6. Brighten grey wood before oiling
If your deck has turned a dull silver-grey, applying oil directly over the top won’t fix the colour. You need to use a deck cleaner containing oxalic acid (often called “wood brightener”). This chemical reaction strips the grey oxidation and opens the pores of the wood, allowing your new oil to penetrate deeper and look much richer.
7. Avoid clear oils in full sun
Clear oils might look good initially, but in the brutal Australian sun, they offer almost zero UV protection.
- Think of clear oil like baby oil; it keeps the wood moist but won’t stop it from getting “sunburned.”
- Always choose a tinted oil or a semi-transparent stain.
- The tiny bits of pigment in the tint act like a physical barrier that reflects UV rays away from the wood fibers.
8. Put felt pads on heavy furniture

Dragging a heavy metal table or a BBQ across the deck can create deep gouges that cut right through your protective seal. Apply heavy-duty felt pads to the bottom of all furniture legs.
- For BBQs, use a fire-resistant mat to protect the timber from grease splatters and hot oil, which can be nearly impossible to wash out once they soak into the grain.
9. Kill mould with vinegar, not just water
If your deck is in a shaded area, you’ll likely see green algae or black mould spots. Don’t just blast them with a pressure washer, as this often just spreads the spores.
- A simple mix of one part white vinegar to four parts water is a natural antifungal.
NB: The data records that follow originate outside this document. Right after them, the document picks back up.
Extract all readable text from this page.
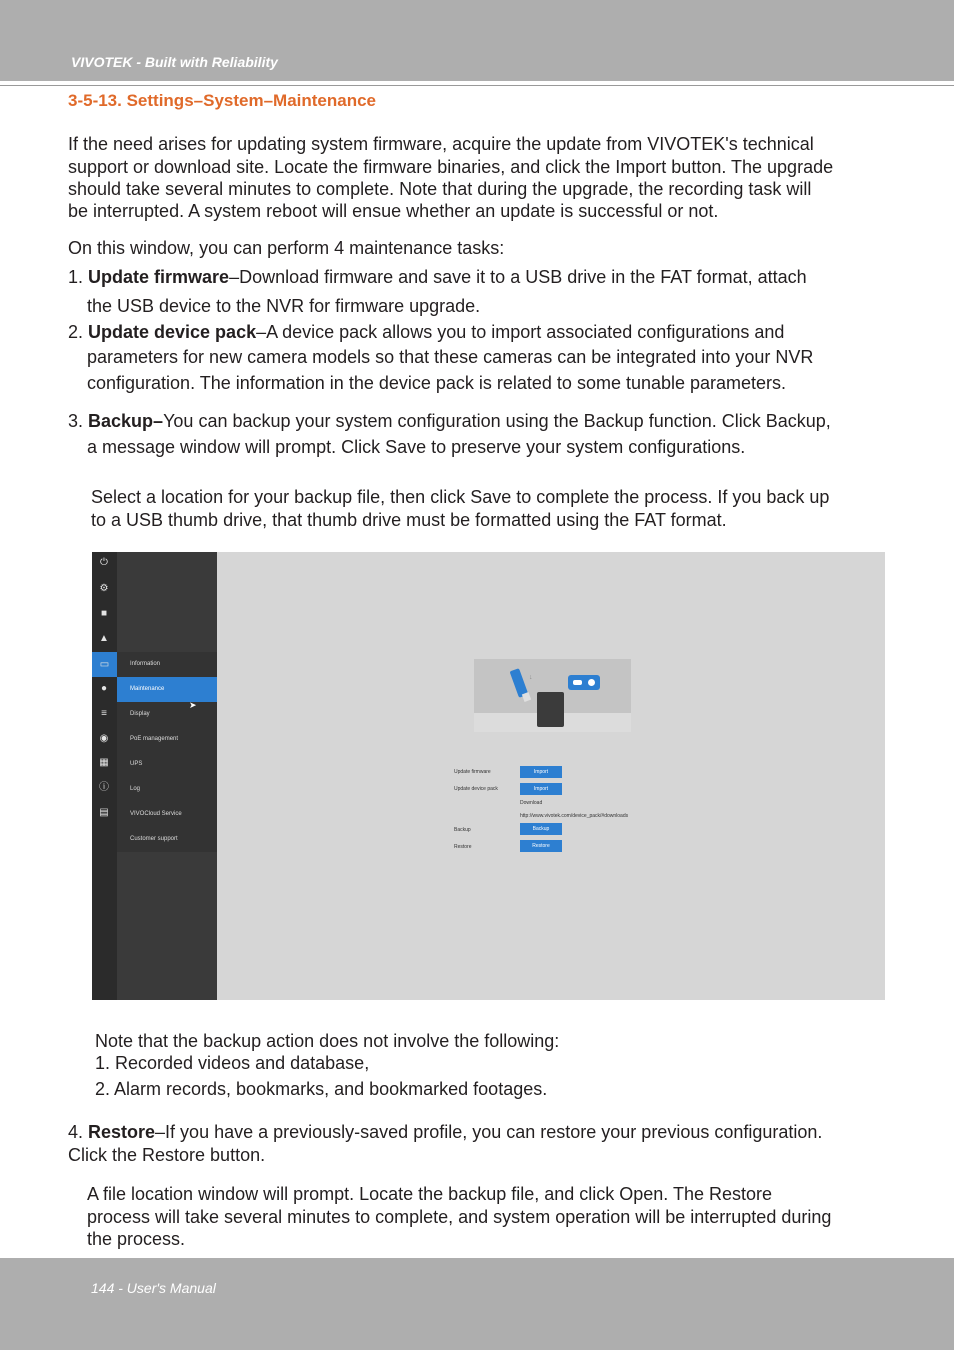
VIVOTEK - Built with Reliability
3-5-13. Settings–System–Maintenance

If the need arises for updating system firmware, acquire the update from VIVOTEK's technical

support or download site. Locate the firmware binaries, and click the Import button. The upgrade

should take several minutes to complete. Note that during the upgrade, the recording task will

be interrupted. A system reboot will ensue whether an update is successful or not.

On this window, you can perform 4 maintenance tasks:

1. Update firmware–Download firmware and save it to a USB drive in the FAT format, attach

the USB device to the NVR for firmware upgrade.

2. Update device pack–A device pack allows you to import associated configurations and

parameters for new camera models so that these cameras can be integrated into your NVR

configuration. The information in the device pack is related to some tunable parameters.

3. Backup–You can backup your system configuration using the Backup function. Click Backup,

a message window will prompt. Click Save to preserve your system configurations.

Select a location for your backup file, then click Save to complete the process. If you back up

to a USB thumb drive, that thumb drive must be formatted using the FAT format.

⏻
⚙
■
▲
▭
●
≡
◉
▦
ⓘ
▤
Information
Maintenance
Display
PoE management
UPS
Log
VIVOCloud Service
Customer support
➤
↓
Update firmware	Import
Update device pack	Import
Download
http://www.vivotek.com/device_pack/#downloads
Backup	Backup
Restore	Restore

Note that the backup action does not involve the following:

1. Recorded videos and database,

2. Alarm records, bookmarks, and bookmarked footages.

4. Restore–If you have a previously-saved profile, you can restore your previous configuration.

Click the Restore button.

A file location window will prompt. Locate the backup file, and click Open. The Restore

process will take several minutes to complete, and system operation will be interrupted during

the process.

144 - User's Manual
- Scrub it on, let it sit for 10 minutes, and then rinse.
- This kills the mould at the root so it doesn’t grow back immediately.
10. Inspect the “ledger board” connection
The ledger board is the thick piece of timber that bolts your deck to the side of your house. This is the most critical structural point.
- Check that the bolts are tight and that the flashing (the metal cover) is preventing water from getting trapped between the deck and your house wall.
- If water gets in there, it can rot your house foundations and the deck frame at the same time.

Conclusion
Deck maintenance isn’t about making things look pretty—it’s about protecting the structural integrity of your home. By following these practical steps, you ensure your deck remains a safe place for your family to enjoy for decades.
Short on time or worried about structural rot? At Jim’s Handyman, we specialise in professional deck maintenance, restoration, and structural repairs. From deep pressure cleaning and sanding to high-quality oiling and screw replacements, our team ensures your deck is safe and summer-ready.
Frequently Asked Questions
How often do I really need to re-oil my deck?
For most Australian decks, re-oiling should happen every 6 to 12 months. If your deck is in full sun all day or near a saltwater pool, you might need to do it twice a year. If it’s fully undercover, you might get away with waiting 18 months. Use the “water droplet test” mentioned in the blog to be sure.
Can I just use a high-pressure washer to clean my deck?
You can, but you have to be extremely careful. If the pressure is too high or the nozzle is too close, you will “fuzz” the timber or even gouge it, which ruins the finish. It is often safer and more effective to use a deck cleaning solution and a stiff-bristle broom to scrub the wood by hand.
Why is my deck turning grey so fast?
The grey colour is caused by UV rays breaking down the surface fibers of the wood (oxidation). If you use a “clear” oil with no tint, it has no “sunscreen” to block these rays. To keep the natural wood colour, you need to use a product with a bit of pigment or tint.
What is the best way to stop rot in the sub-frame?
The best way to stop rot is to ensure water can drain away and air can circulate. Keep the gaps between your boards clear of dirt and leaves so moisture doesn’t sit on the joists. If you’re building a new deck, using joist protection tape is a great way to add years to the frame’s life.
Do I need to sand my deck every time I re-oil it?
Not necessarily. If the timber is in good condition and you are using the same type of oil, a deep clean with a wood brightener is usually enough. However, if the wood is splintering, peeling, or you are changing from an oil-based to a water-based product, a light sand is required to ensure the new coat sticks.